This wiring method is the multioutlet assembly. Article 380 doesn't have a section 2, so it does not define the multioutlet assembly. For that definition, we must turn to Article 100. It's a raceway designed to hold conductors and receptacles. This is kind of obvious from its name. The assembly may be assembled in the field or at the factory. It may be surface-mounted, flush, or free-standing .
- The NEC doesn't provide a list of "Uses Permitted" for this wiring method [380.10]. It simply says it's permitted in dry locations.
- There are six. You can't use it where concealed (with exception noted), subject to physical damage (the standard prohibition), where the voltage between conductors is 300V or more (unless it's a metal assembly at least 1.02mm thick), in hoistways, or in any hazardous location unless specifically permitted elsewhere in the NEC [380.12].
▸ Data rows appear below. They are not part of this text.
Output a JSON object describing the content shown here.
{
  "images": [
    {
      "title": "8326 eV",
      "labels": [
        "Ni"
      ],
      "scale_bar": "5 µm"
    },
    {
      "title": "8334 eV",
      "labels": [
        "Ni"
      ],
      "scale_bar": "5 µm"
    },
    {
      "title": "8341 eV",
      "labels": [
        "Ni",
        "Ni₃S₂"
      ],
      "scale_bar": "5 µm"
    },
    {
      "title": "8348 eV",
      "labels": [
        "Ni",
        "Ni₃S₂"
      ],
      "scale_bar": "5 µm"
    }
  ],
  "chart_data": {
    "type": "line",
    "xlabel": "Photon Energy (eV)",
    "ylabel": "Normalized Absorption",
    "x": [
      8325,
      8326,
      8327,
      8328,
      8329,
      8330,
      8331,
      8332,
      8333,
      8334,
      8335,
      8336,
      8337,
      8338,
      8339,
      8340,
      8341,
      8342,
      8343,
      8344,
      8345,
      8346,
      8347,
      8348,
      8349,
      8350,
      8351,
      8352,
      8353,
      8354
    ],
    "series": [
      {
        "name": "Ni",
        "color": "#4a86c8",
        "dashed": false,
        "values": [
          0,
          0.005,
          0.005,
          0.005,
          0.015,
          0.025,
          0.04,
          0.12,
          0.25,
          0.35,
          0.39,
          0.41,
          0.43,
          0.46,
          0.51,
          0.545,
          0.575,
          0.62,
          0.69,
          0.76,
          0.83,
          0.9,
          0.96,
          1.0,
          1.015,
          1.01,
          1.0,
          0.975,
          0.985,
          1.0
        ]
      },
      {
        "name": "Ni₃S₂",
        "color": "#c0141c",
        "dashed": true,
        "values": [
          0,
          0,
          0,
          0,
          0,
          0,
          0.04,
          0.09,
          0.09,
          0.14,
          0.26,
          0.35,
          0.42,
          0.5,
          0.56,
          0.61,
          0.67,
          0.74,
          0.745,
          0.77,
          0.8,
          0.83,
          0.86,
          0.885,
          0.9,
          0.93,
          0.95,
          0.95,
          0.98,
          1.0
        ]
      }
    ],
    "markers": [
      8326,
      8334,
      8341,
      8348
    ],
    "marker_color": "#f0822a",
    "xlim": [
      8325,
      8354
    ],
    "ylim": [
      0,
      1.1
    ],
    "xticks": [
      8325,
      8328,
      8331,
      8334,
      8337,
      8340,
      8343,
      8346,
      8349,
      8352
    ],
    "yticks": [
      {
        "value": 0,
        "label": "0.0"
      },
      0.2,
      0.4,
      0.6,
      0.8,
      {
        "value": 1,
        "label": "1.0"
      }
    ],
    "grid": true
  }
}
- Typically, this question is answered in section 30 of an Article. But Article 380 doesn't have a section 30. Basically, you have to use appropriate hardware. For a qualified electrician, figuring out what's appropriate isn't particularly challenging.
- This is kind of a trick question, as you don't use couplings and connectors with these. But beware of the daisy chain problem. You don't power one multioutlet assembly from an outlet in another. You can, however, use them as pullboxes [380.23(B)].